The reasons are manifold, and therein lies the problem of calling it writer’s block. It seems too easy to pass off a period of creative self-obstruction as ‘writer’s block’. And yes, it is ‘self’ imposed. There’s no masked lunatic holding a bowie knife to my trembling throat saying “write and you will die.” There’s no one other than myself sat in front of the computer with a document open. It’s my fingers that need to do the typing. And it really should be that simple. If you spend your entire waking existence thinking about writing, but aren’t doing it, then the only way to make it happen is… to write. As all of the various advice tells you, sometimes you have to allow yourself to write pages and pages of tripe so that the good stuff can emerge without you really noticing it.

For me, it’s been partly a dreadful penchant for self-critique where I might as well be whipping myself with rusty chains for not being able to make every sentence a perfect sculpture of meaning and form. Throw in several sacks of self-doubt where I compare myself to other writers and think I have nothing interesting to say or offer in the way of narrative voice. Sprinkle on some dayjob-tiredness and laziness in the face of breaking out of a routine of work/sleep/work/sleep/weekend/escape!/sleep/work etc… Finish with a propensity to avoid the hard work of writing – the edits, the rewriting, the tough decisions about when to trunk old stories, the colossal leaps involved in taking a good idea and turning it into a novel.

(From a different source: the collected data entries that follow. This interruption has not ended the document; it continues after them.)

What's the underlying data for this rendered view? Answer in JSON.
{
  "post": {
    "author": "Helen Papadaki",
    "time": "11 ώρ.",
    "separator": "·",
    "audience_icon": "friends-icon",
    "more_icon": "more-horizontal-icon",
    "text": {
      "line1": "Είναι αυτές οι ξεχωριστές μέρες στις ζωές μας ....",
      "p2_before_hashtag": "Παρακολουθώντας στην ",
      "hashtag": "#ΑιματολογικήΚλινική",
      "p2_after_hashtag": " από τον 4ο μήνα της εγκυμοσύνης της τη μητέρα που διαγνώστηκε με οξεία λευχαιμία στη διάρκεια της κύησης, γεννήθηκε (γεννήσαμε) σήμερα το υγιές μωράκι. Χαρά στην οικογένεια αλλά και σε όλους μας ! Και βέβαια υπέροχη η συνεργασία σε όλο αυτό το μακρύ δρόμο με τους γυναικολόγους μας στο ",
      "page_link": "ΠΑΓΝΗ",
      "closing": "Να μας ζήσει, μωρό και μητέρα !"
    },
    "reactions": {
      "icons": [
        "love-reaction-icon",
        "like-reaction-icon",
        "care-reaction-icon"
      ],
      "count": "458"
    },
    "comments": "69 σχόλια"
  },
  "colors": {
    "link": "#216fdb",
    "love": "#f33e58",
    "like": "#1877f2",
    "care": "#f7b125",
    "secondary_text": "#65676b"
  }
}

That’s just one recipe, and only a handful of the total ingredients in my own particular spaghetti of creative blockage. At first it’s easier to drift along and not write, stating that you need a break from it, but soon the not writing becomes harder than existing and it’s all you think about. Days, weeks, months pass and with every additional minute you aren’t writing it becomes harder and harder to start again, because like any creative pursuit you must practice and flex that muscle of craft. Go too long and watch your muscles atrophy so that the first time you do return to the writing, it might be not all that bad, but it’s like passing kidney stones and your ability to believe in it is fractured.

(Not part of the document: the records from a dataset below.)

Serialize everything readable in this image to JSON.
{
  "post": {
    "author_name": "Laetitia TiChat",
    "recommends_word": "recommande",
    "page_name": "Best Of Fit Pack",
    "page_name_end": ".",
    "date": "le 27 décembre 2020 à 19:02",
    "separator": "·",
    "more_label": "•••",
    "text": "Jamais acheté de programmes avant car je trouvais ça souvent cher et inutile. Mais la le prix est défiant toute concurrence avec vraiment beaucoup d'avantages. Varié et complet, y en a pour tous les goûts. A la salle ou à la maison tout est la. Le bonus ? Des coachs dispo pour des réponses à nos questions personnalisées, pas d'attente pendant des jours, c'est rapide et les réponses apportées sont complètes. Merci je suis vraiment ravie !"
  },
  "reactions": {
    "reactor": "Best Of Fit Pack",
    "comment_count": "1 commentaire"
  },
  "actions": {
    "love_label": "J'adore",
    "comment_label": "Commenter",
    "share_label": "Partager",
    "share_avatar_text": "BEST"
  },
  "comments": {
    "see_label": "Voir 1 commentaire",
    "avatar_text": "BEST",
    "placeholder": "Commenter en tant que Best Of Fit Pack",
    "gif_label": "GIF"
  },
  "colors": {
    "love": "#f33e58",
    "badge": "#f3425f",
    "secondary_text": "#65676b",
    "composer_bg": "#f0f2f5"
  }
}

Becoming creatively blocked is such a personal thing and many people have their own advice for dragging yourself out of it, but it’s always down to you at the end of it all. You have to force yourself somehow to sit down, focus, and just write. I still don’t believe in writer’s block as an actual ‘thing’ that can be beaten if you only follow a particular course of treatment. It’s a war with your own impulses and identifying the source of the problem is often the main thing to accomplish, because it may be something much deeper and more all-encompassing in your own life that’s causing it. And before you know it, the feeling of being unable to complete anything, or even write a single word, is all wound up inside you like an invasive weed and you can cut it away, tug out the roots, pour weed-killer upon it, but it may be impossible to remove it all entirely.

I’ll write more upon this subject, and probably disagree with myself. Maybe even get into a bloody fistfight with my id and throw myself down a few flights of stairs. Anything except just punching some keys on a keyboard and forming the mystical hieroglyphics that make up simple words.